Find all values of a for which the following system has a solution, no solution and infinitely many solution.

Question

Find all values of a for which the following system $$\begin{cases}x+2y+z=a^2 \\x+y+3z=a \\3x+4y+8z=8\end{cases}$$

has a solution, no solution and infinitely many solution.

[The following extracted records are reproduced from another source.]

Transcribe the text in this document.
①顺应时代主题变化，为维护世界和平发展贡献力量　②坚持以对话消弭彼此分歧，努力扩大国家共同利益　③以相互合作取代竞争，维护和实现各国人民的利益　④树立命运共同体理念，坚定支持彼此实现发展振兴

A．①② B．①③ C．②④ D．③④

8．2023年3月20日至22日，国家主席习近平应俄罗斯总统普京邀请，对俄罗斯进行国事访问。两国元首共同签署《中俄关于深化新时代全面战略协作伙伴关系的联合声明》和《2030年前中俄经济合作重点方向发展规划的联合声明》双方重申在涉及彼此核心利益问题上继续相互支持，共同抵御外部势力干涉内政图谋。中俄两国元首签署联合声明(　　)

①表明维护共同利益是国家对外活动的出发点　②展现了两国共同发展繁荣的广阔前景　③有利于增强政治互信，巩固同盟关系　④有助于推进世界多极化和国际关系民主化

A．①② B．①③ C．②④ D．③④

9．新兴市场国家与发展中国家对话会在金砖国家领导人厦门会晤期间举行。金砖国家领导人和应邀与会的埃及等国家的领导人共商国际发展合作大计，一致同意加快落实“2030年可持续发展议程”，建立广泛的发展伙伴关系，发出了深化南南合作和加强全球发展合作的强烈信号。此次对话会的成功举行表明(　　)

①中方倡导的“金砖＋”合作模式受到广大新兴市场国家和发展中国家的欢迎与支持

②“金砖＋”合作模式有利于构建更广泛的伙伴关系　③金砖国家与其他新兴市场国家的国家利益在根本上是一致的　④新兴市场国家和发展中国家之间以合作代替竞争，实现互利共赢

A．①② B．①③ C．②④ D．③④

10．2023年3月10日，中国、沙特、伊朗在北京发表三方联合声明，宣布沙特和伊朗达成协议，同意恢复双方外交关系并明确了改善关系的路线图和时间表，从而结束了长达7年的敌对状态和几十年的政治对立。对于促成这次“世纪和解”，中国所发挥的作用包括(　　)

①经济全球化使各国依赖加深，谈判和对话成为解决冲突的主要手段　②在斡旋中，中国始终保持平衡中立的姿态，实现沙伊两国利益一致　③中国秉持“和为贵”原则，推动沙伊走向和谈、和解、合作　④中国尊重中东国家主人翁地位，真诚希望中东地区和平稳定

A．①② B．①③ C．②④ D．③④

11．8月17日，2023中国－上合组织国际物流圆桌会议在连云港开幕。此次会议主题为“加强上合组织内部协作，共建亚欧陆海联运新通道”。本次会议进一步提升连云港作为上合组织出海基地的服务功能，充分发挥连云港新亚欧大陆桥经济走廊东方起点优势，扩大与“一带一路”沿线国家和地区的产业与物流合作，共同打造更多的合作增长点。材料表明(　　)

I found the reduced row echelon form of this system which is:

$\begin{pmatrix} 1 & 0 & 0 & 4a^2+12a-40\\ 0 & 1 & 0 & -a^2-5a+16\\ 0 & 0 & 1 & -a^2-2a+8 \end{pmatrix}$

Does that mean this system has only one solution and there is no value for a which makes the system infinitely many solutions and no solution?

Answer 1

Yes since the RREF is the following

$$\begin{pmatrix} 1 & 2 & 1 &a^2\\ 1 & 1 & 3 & a\\ 3 & 4 & 8 & 8 \end{pmatrix} \to \begin{pmatrix} 1 & 2 & 1 &a^2\\ 0 & 1 & -2 & a^2-a\\ 0 & 0 & 1 & 8-2a-a^2 \end{pmatrix}$$

by Rouché–Capelli theorem, we always have exacty one soution for the system.

Answer 2

The system of equation if written as $AX=B$, then $\det|A|=-1 \ne 0$. so this system will have a unique solution for any value of $a$.